Obtenir un crédit auprès d’une banque est parfois un parcours du combattant. Une banque accepte à certaines conditions, une autre rejette la demande, une troisième encore consent à des conditions différentes de la première. Deux personnes ayant le même salaire, les mêmes avoirs en épargne et demandant le même montant peuvent obtenir des réponses différentes.

Avertissement : la suite est un exemple pédagogique visant à illustrer le principe du “machine learning”. Il ne se veut pas exact par rapport au fonctionnement du monde bancaire.

Une méthode qui pourrait aider la banque à faire son choix serait, à l’aide d’experts du crédit, de développer un “arbre de décision” : si le requérant a un salaire en CDI de plus de x% du remboursement mensuel, compter le nombre de défaut de payement des autres crédits. Si ce montant est inférieur à Y, accorder le crédit. Sinon, si le montant moyen de ses comptes d’épargne est supérieur à Z, accorder également, etc.

Définir un tel arbre peut être complexe, et parfois arbitraire, mais relèverait de la “programmation (informatique) traditionnelle” : on fournit à un ordinateur un programme (l’arbre de décision avec toutes ses branches, ses conditions et ses seuils) et des données (le montant du crédit demandé, le salaire, les avoirs, le montant des autres crédits en cours…), et il fournira un “output” (accorder ou non le crédit).

 

Programmation traditionnelle vs Machine Learning

Une approche plus puissante est d’utiliser l’apprentissage machine, ou “machine learning”. Le principe de base consiste à fournir à l’ordinateur un grand nombre de données sur le passé (appelées observations), concernant les crédits déjà accordés par la banque, puis de lui fournir le résultat (ou un “label”), à savoir le fait que le client ait pu ou non rembourser son crédit (on pourrait être plus fin en définissant des catégories : “a remboursé son crédit sans difficulté”, “a eu entre A et B retards de payements”, …, “a été en défaut de payement”). Sur base de ceci, le machine learning consiste à entraîner l’ordinateur pour qu’il soit capable de produire un programme qui pourra, sur base des données d’une future demande, prédire si oui ou non le client remboursera ses dettes.
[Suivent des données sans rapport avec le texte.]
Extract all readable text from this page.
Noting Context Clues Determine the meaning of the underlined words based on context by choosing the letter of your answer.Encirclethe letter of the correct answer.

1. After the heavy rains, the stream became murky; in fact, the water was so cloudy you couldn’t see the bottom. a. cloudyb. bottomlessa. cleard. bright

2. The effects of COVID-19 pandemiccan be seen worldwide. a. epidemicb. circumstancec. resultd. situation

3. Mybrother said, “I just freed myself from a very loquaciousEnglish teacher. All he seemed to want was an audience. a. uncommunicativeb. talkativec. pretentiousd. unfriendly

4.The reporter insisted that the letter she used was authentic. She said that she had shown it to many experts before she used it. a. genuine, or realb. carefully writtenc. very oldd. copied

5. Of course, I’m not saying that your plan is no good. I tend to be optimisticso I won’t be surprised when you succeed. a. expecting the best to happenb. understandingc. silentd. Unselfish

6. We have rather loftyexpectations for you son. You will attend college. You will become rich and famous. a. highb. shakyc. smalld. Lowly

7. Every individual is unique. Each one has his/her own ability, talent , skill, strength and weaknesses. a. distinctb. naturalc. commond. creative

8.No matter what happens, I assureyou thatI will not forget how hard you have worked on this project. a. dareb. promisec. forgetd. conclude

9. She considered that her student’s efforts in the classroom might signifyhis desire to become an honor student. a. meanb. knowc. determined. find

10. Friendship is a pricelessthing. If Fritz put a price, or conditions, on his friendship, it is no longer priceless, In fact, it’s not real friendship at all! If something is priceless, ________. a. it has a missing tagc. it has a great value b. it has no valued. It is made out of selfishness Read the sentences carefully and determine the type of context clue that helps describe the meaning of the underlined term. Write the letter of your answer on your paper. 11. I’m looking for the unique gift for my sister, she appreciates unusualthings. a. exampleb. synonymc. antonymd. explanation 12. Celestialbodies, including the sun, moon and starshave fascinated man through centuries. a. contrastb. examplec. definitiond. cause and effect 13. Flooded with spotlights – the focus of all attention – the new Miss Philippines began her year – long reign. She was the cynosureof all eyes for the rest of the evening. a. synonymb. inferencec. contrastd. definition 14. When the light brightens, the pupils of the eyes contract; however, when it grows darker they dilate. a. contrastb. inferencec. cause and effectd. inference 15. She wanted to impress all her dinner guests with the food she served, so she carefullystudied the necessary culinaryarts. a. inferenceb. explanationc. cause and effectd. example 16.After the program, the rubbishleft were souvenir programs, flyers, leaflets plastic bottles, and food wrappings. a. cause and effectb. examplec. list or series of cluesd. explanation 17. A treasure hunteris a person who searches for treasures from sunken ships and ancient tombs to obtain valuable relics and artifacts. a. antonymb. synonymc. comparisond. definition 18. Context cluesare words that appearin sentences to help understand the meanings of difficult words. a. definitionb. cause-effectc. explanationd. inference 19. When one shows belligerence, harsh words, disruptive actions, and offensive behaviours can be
Les données en question, on peut les voir comme un grand tableau, avec une ligne par crédit accordé par le passé (observation), et une colonne pour chaque donnée, que l’on appelle “feature” ou “variable”: le montant du crédit, le salaire, le montant des autres crédits, le nombre de retard de payements… et peut-être aussi des features moins avouables (le genre du/de la client(e), ou le montant des dépenses en pharmacies dans les 6 derniers mois…). On peut très bien ajouter des features sans savoir si elles auront un quelconque impact sur le résultat, et laisser l’ordinateur le découvrir. 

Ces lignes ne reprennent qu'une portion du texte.